Three sysadmin mistakes start-ups make

We often get the opportunity to help out our fellow starts-ups with their servers. While being a start-up with scaling issues is a sign that things are going well, sometimes such a small team does not have the expertise to make sure all their servers are in order. We wanted to share a couple pitfalls that we have helped diagnose in hopes to prevent other start-ups from doing the same thing.

1. Switching web servers when in trouble

All the sudden your web server has a 10.0 load average and the Apache process is hogging memory and pegging the CPU. What do you do? Switch out Apache for nginx, of course. Just kidding! Although, you would be surprised how often the web server gets swapped out during a time of peril. Under extreme loads (such as benchmarks) some web servers out perform others in subtle ways. However, under normal "growing start-up" load, slow downs are more likely due to misconfiguration or poorly written application code. If you switch to another web server, you might luck out and get a better default configuration, but that is about it.
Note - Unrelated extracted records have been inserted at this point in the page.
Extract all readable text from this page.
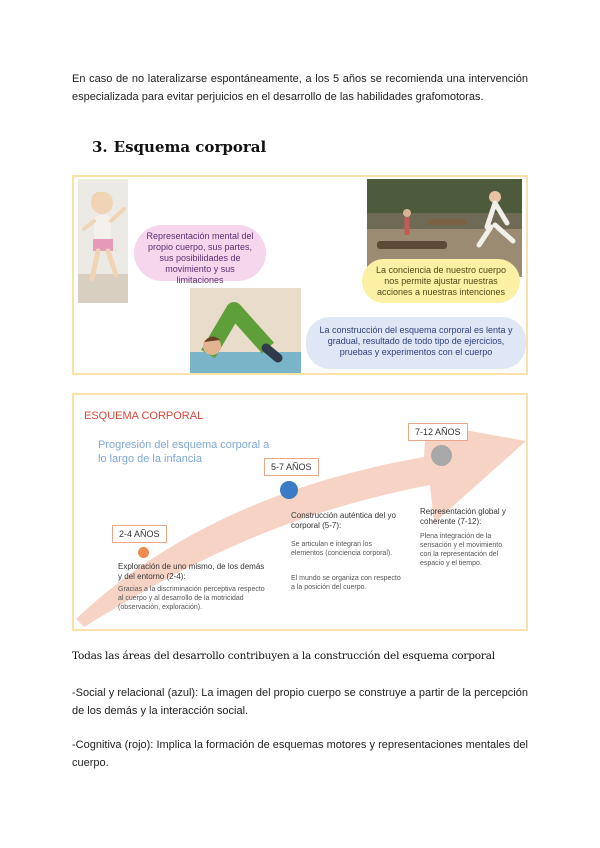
En caso de no lateralizarse espontáneamente, a los 5 años se recomienda una intervención especializada para evitar perjuicios en el desarrollo de las habilidades grafomotoras.

3. Esquema corporal
Representación mental del propio cuerpo, sus partes, sus posibilidades de movimiento y sus limitaciones
La conciencia de nuestro cuerpo nos permite ajustar nuestras acciones a nuestras intenciones
La construcción del esquema corporal es lenta y gradual, resultado de todo tipo de ejercicios, pruebas y experimentos con el cuerpo

ESQUEMA CORPORAL

Progresión del esquema corporal a lo largo de la infancia

2-4 AÑOS

Exploración de uno mismo, de los demás y del entorno (2-4):

Gracias a la discriminación perceptiva respecto al cuerpo y al desarrollo de la motricidad (observación, exploración).

5-7 AÑOS

Construcción auténtica del yo corporal (5-7):

Se articulan e integran los elementos (conciencia corporal).

El mundo se organiza con respecto a la posición del cuerpo.

7-12 AÑOS

Representación global y coherente (7-12):

Plena integración de la sensación y el movimiento con la representación del espacio y el tiempo.

Todas las áreas del desarrollo contribuyen a la construcción del esquema corporal

-Social y relacional (azul): La imagen del propio cuerpo se construye a partir de la percepción de los demás y la interacción social.

-Cognitiva (rojo): Implica la formación de esquemas motores y representaciones mentales del cuerpo.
A few things to keep in mind while administering a web server:

    * Swap is a killer. If you hit swap, your entire machine (including your webserver) will slow down dramatically. To diagnose what is going on: run top, press capital "M" (on current Ubuntu/Debian), and you will get a list of the top memory users. If your webserver is using more than 20-40MB RSS per process, you probably have something configured incorrectly (too many modules loaded, wacky app code, etc).
    * Memory usage of an web server is just a math equation. If you are using Apache with the prefork MPM, each connection requires a new Apache process. If you have something like PHP loaded up in each of those processes, each one will come in around 10-20MB. This means you could only sustain around 100 concurrent connections before running out of memory on a 1GB machine. To get around this particular example, use the worker MPM with Apache, which adds about 1MB overhead per connection via threading.
    * Serving static content is the easiest possible task for any web server. Doing a reverse proxy from Apache to lighttpd (for example) for just static content will get you nothing but complexity -- that is unless you have Apache misconfiguration to serve static content through your framework. Do not offload your static content unless it is to get load off your application server -- such as by using a reverse proxy cache.
    * Check your error log! Error logs are a great way to see what is going wrong, yet often go overlooked.

2. Using sqlite in production

Many frameworks, including Django and Rails, make it easy to use sqlite as a test database. However, sqlite should never be used in production. It is important to remember that sqlite is single flat file, which means any operation requires a global lock. Locks will inevitably cause points of contention if the database gets even remotely busy. On top of that, your web server will appear to peg the CPU when under load. This is because of all that contention around the lock.

The moral of the story is to use mysql or postgres in production. These relational databases are heavily optimized for production environments, and will make your app much more responsive.

3. Forking in app code

Sometimes the first pass at a webapp does some crazy stuff. This crazy stuff might involve system calls, such as renaming a file, or checking the last modified date of an image. While issuing system calls per web request might not be the best idea in the first place, under no circumstances should you fork. If you fork inside an app server, such as mod_python, you will fork the entire parent process (apache!). This could happen by calling something like os.system("mv foo bar") from a python application. It is important to remember that os.system uses the "system" libc function, meaning that it forks and passes the args to your default shell. Overlooking the security implications of this (of which there are many), this causes big performance problems. Fork is one of the most expensive system calls, and should never be used on a per request basis.

Moral here: If you have to use system calls (which you should try not to anyway), never use use fork. Use the native stuff, like (in python) os.rename, os.stat, etc.